The chief wielded the binoculars again. Dad didn’t move his feet, but he leaned over so far that I had to grab him to keep him from falling facedown in the mud.
“Oh my God!” Dad exclaimed. “You’re right! Good catch!”
“Right about what?” the chief growled.
“It’s a poison ivy vine,” I said.
“How can you tell without the leaves?” the chief asked.
“Those hairy little roots all up and down the vine are a dead giveaway,” I told him. “The vines are just as virulent as the leaves.”
“More so,” Dad said, nodding. “You realize what this means.”
“You don’t need to worry,” the chief said. “It’s evidence; we’ll handle it with gloves.”
“The urushiol could have spread to the purse, or the cinder block,” Dad said. “For that matter, be careful with the water it’s soaking in.”
“And the outside of any gloves you use to touch the stuff, or any boots you use to wade in and retrieve it,” I added. “You’re missing the more important part—what this tells us about the killer.”

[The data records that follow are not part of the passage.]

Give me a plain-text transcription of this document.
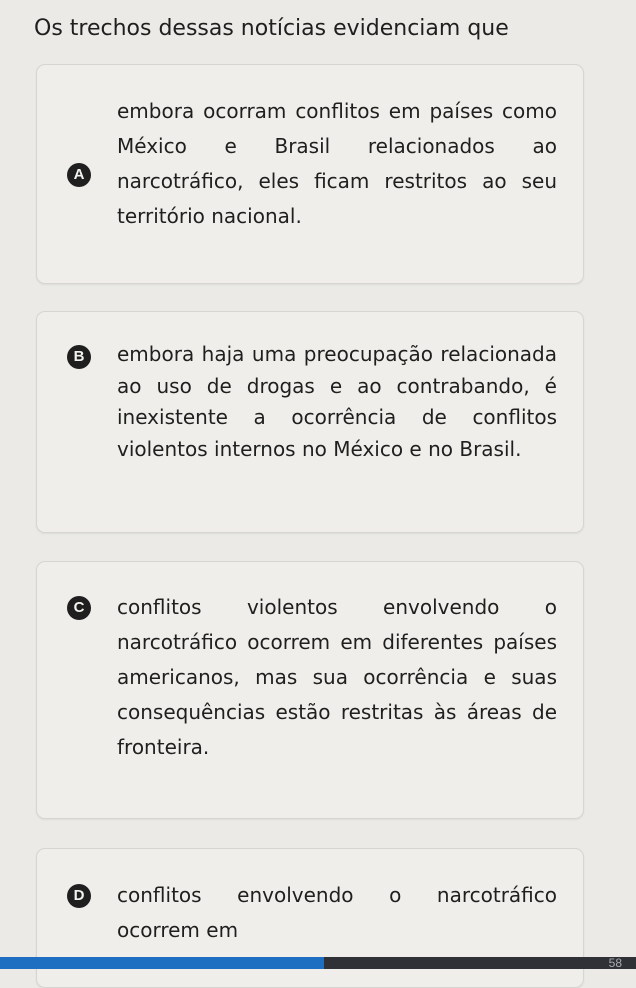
Os trechos dessas notícias evidenciam que
A
embora ocorram conflitos em países como México e Brasil relacionados ao narcotráfico, eles ficam restritos ao seu território nacional.
B	embora haja uma preocupação relacionada ao uso de drogas e ao contrabando, é inexistente a ocorrência de conflitos violentos internos no México e no Brasil.
C	conflitos violentos envolvendo o narcotráfico ocorrem em diferentes países americanos, mas sua ocorrência e suas consequências estão restritas às áreas de fronteira.
D	conflitos envolvendo o narcotráfico ocorrem em
58
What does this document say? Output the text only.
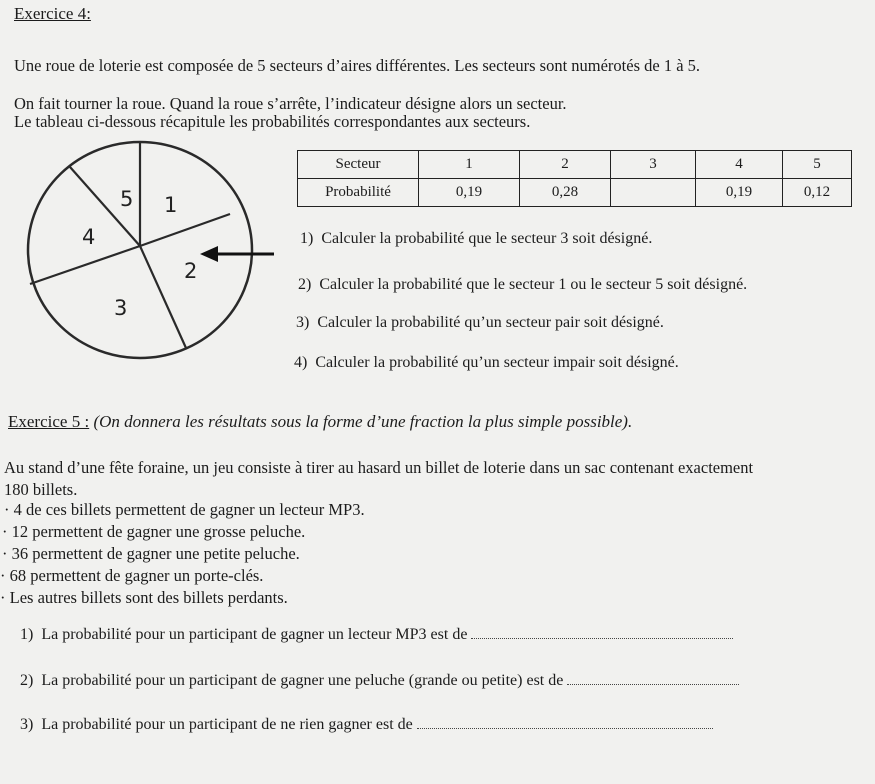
Exercice 4:
Une roue de loterie est composée de 5 secteurs d’aires différentes. Les secteurs sont numérotés de 1 à 5.
On fait tourner la roue. Quand la roue s’arrête, l’indicateur désigne alors un secteur.
Le tableau ci-dessous récapitule les probabilités correspondantes aux secteurs.
1
2
3
4
5
Secteur	1	2	3	4	5
Probabilité	0,19	0,28		0,19	0,12
1) Calculer la probabilité que le secteur 3 soit désigné.
2) Calculer la probabilité que le secteur 1 ou le secteur 5 soit désigné.
3) Calculer la probabilité qu’un secteur pair soit désigné.
4) Calculer la probabilité qu’un secteur impair soit désigné.
Exercice 5 : (On donnera les résultats sous la forme d’une fraction la plus simple possible).
Au stand d’une fête foraine, un jeu consiste à tirer au hasard un billet de loterie dans un sac contenant exactement
180 billets.
· 4 de ces billets permettent de gagner un lecteur MP3.
· 12 permettent de gagner une grosse peluche.
· 36 permettent de gagner une petite peluche.
· 68 permettent de gagner un porte-clés.
· Les autres billets sont des billets perdants.
1) La probabilité pour un participant de gagner un lecteur MP3 est de
2) La probabilité pour un participant de gagner une peluche (grande ou petite) est de
3) La probabilité pour un participant de ne rien gagner est de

“The killer will have a rash on his or her hands,” the chief said, nodding. “Got it. Here’s Horace. Why don’t you wait for me down at the house? Don’t tell anyone about the poison ivy. We’ll hold that back.”
“But—” Dad began.
“Down at the house,” the chief repeated.
“Come on, Dad,” I said. “We can tell the chief more about it later. I assume I should tell Mrs. Fenniman that the croquet tournament is off again.”
“It was never on again in the first place,” the chief said. “I told her
maybe
you could start up again,
if
I was sure we’d finished with the crime scene.”
“No argument from me,” I said.
“But this means—” Dad began.
“Come on, Dad.”
I grabbed Dad’s arm and steered him back down the hill. He managed to keep silent until we were halfway down; then he couldn’t hold it any longer.
“He’s not getting it!” he exclaimed. “The killer might have a rash on his hands. But the skin on the palm of the hands and the soles of the feet isn’t that sensitive. He might not react there.”
“True,” I said. “But the killer wasn’t just touching the poison ivy; he—or she—was tying knots. I think you’d end up rubbing it all over the back of your hands if you were tying knots.”
“Would you?” Dad asked.
“I’m pretty sure you would,” I said. “Let’s try it with some twine.”
We adjourned to my office in the barn, where I pulled out the ball of twine I kept with the wrapping and mailing supplies. When Michael walked in a few minutes later, we were still sitting around tying knots and bickering.